As Scoutmaster, I felt it was my duty to ummm log on and monitor…yeah, that’s right. I built my own camp far away from their own and started checking the game out while keeping an eye on their interactions. I was surprised at what I found.

With Minecraft you have to follow simple survival skills in order to play the game. You have to secure shelter (for at night, monsters wander freely) and food (because if you don’t, you starve and your health drops, making it easier for monsters to hurt you) and you can scavenge for and put to creative use a mini-world full of materials. All of this with no blood, gore or bad words (well, hopefully not anyway.)

You want to sleep in a bed? Chop down a tree, collect some wool and make one first. You want a steady food supply? Capture livestock and feed and care for them. You even need to understanding basic navigational skills, because the sun does rise and set along with a distinct sky full of stars.

The most eye-opening thing however was how it imitated what actually could (and does) happen on real world campouts.

I’d hang out in my tower on the hill listening to the activity, eating a plate full of steak and potatoes while the boys ran around starving to death because they didn’t want to put forth the effort to make a simple meal. And then when they finally did decide on making food, they constructed vast underground farms in order to bake cookies, one of the the least nutritional foods in the game.

Boys would get lost – one poor soul fell into a ravine with no food, starved and was eventually devoured by a zombie. (Okay, so that doesn’t happen in real life.)  However, I could quickly ask things like “Did you make a compass?” “Do you have any food?” We could hit the basics of navigation and organize search parties. We could safely experiment with trying to have the lost soul stay put and maybe light a torch as a beacon for the group. When they added fireworks ot the game, I suggested carrying those as flares. We’d go on hikes where I had marked trails and the boys would have to keep their eyes peeled for the signals and landmarks along the way. Eventually, they worked together enough to establish their own walled city and a barter economy where they could trade goods and hang out in safety.

It even taught me, as a leader, where certain problems and conflicts were with the personalities in our groups.

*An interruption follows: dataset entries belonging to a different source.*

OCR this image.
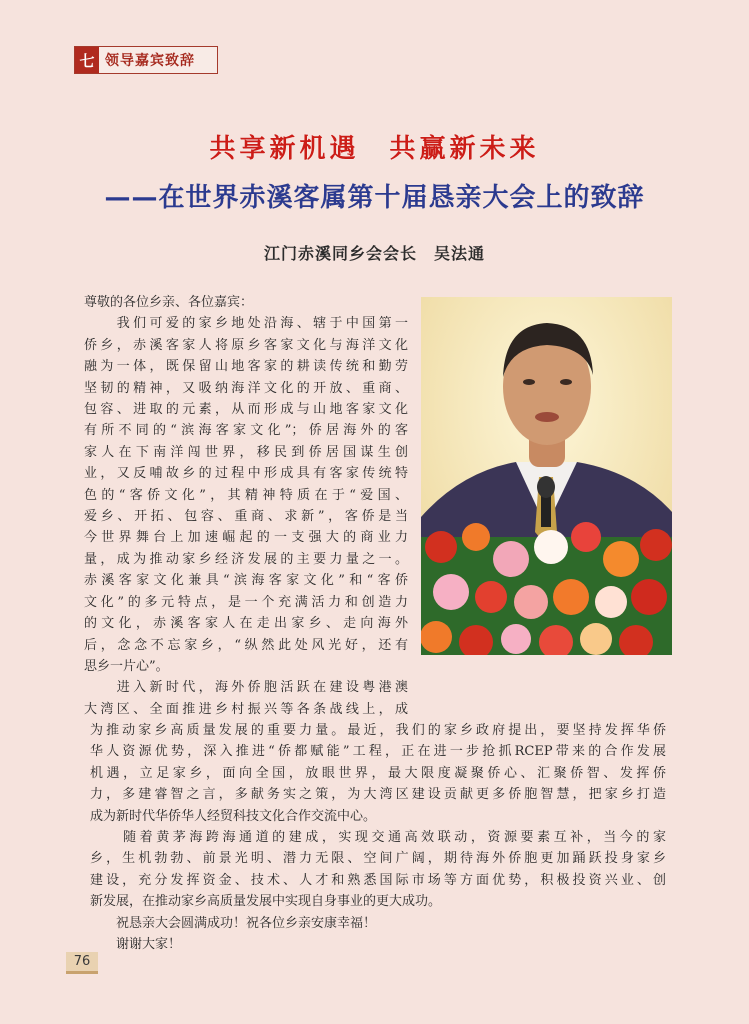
七 领导嘉宾致辞
共享新机遇　共赢新未来
——在世界赤溪客属第十届恳亲大会上的致辞
江门赤溪同乡会会长　吴法通
尊敬的各位乡亲、各位嘉宾：
　　我们可爱的家乡地处沿海、辖于中国第一
侨乡，赤溪客家人将原乡客家文化与海洋文化
融为一体，既保留山地客家的耕读传统和勤劳
坚韧的精神，又吸纳海洋文化的开放、重商、
包容、进取的元素，从而形成与山地客家文化
有所不同的“滨海客家文化”；侨居海外的客
家人在下南洋闯世界，移民到侨居国谋生创
业，又反哺故乡的过程中形成具有客家传统特
色的“客侨文化”，其精神特质在于“爱国、
爱乡、开拓、包容、重商、求新”，客侨是当
今世界舞台上加速崛起的一支强大的商业力
量，成为推动家乡经济发展的主要力量之一。
赤溪客家文化兼具“滨海客家文化”和“客侨
文化”的多元特点，是一个充满活力和创造力
的文化，赤溪客家人在走出家乡、走向海外
后，念念不忘家乡，“纵然此处风光好，还有
思乡一片心”。
　　进入新时代，海外侨胞活跃在建设粤港澳
大湾区、全面推进乡村振兴等各条战线上，成
为推动家乡高质量发展的重要力量。最近，我们的家乡政府提出，要坚持发挥华侨
华人资源优势，深入推进“侨都赋能”工程，正在进一步抢抓RCEP带来的合作发展
机遇，立足家乡，面向全国，放眼世界，最大限度凝聚侨心、汇聚侨智、发挥侨
力，多建睿智之言，多献务实之策，为大湾区建设贡献更多侨胞智慧，把家乡打造
成为新时代华侨华人经贸科技文化合作交流中心。
　　随着黄茅海跨海通道的建成，实现交通高效联动，资源要素互补，当今的家
乡，生机勃勃、前景光明、潜力无限、空间广阔，期待海外侨胞更加踊跃投身家乡
建设，充分发挥资金、技术、人才和熟悉国际市场等方面优势，积极投资兴业、创
新发展，在推动家乡高质量发展中实现自身事业的更大成功。
　　祝恳亲大会圆满成功！祝各位乡亲安康幸福！
　　谢谢大家！
76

The whole experience has been a bit eye opening. Sure, this isn’t a substitute for real life experience, and yes, the server hasn’t entirely been a learning experience. However, it has proven to be a useful social medium where the kids can explore concepts bigger than the typical shooters allow. Yeah, we still camp outside, in non-digital space and often, but the virtual campout has found its place, too.


What experiences with virtual communities and environments have changed your “real” life? Anyone else learn something from a game lately?